Boris is also extremely friendly. He loves other dogs, people, cats, birds - anything that moves is his friend. We have hopes that a burglar breaks into our house while Tasha is still around, because left to his own devices, Boris will lick their faces and show them where we store the good china and the big TV.

So, there we were, with two dogs, two cats, and a lizard. Enough animals for one family, right?

Oh, no. My daughter Nicole broke up with her boyfriend, and the only thing that could console her was a kitten. So she ended up getting Pandora, a little black kitten with the strangest needy spells - she'll suddenly realize that she's alone in the world, and nothing can console her except to be held and actively petted. Which can be annoying at 2 a.m., by the way.
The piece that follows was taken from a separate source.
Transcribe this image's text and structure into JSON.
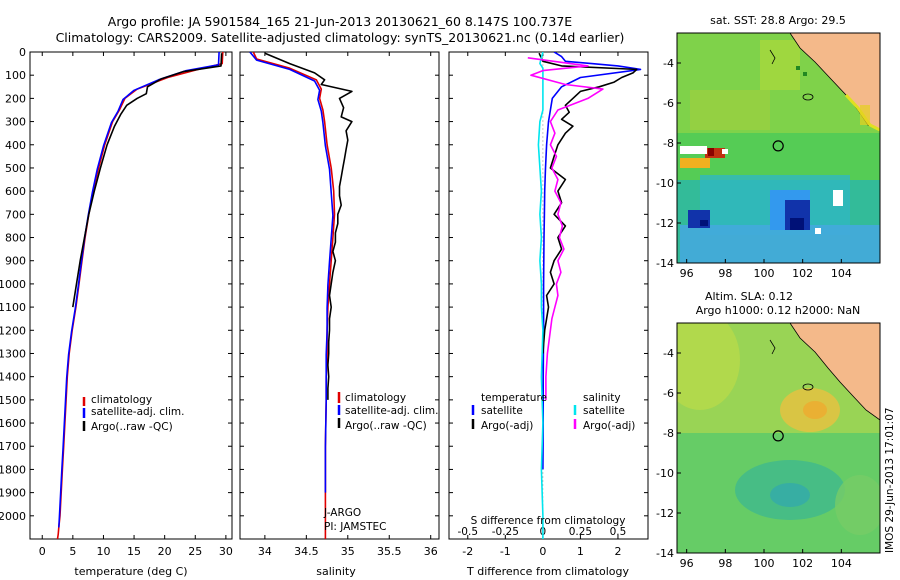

And I put my foot down. "We're done. No more animals." Is that unreasonable of me? We don't have a big enough house for the five humans we have living in it, and we're suddenly outnumbered by the animals! How the hell does this happen?

It just does.

But never make magnanimous statements like "Nope. No. More. Animals." Because Fate loves to hear a challenge like that.

My older son brought home another kitten one day, a younger version of Bucky. My first words, upon seeing this cat, were "Nope. We aren't taking it." And being a relatively reasonable human being, Luke (that's my older son) agreed that, indeed, we had no need of another cat. We were just watching it for his girlfriend, who'd be taking it off our hands any day now.

Well, as days rolled into weeks, we discovered why his wannabe-Goth girlfriend wasn't taking the kitten. She already had two cats at home, and she needed to get rid of them first. Or, more accurately, somebody else needed to get rid of these cats for her, because her family had apparently turned in their quota of cats to the pound already that year.

Luke's now-former girlfriend liked kittens, but once they weren't kittens any more, it seems that she didn't want them any more. So she wanted Luke and one of his other friends to each take one down to the pound, so that she could clear her house of cats, and her parents would let her have a new one.

That was a little too much for me. Nobody's going to kill two adult cats just to get a replacement, who'd probably suffer the same fate as she also grew into an adult (as kittens tend to do, after all). So, against my better judgment, we ended up with a fourth cat.

Did I mention that Luke's now-ex-girlfriend wanted to be a Goth? She did. And she'd named the cat Abandon. Stupidest damned name in the world: a verb, present tense, with negative qualities (like, say, Sting). So we truncated it, to Abby (or, occasionally, when she's particularly dim, Abby-normal, in honor of Mel Brooks).

That's how you end up living in a zoo. It's not your fault, it just happens.

And somehow, I have the feeling that, even if we can ever convince the kids to move out, the animals are going to stay.

Because that seems to be how my life works.

1 comment:

Anonymous said...

Maybe it's because you live in the desert that you acquire animals only by people bringing them home.

In Pennsylvania--when I was in densely packed Philadelphia and when I lived on the edge of an exurban forest--cats pretty much knock on my door and invite themselves in.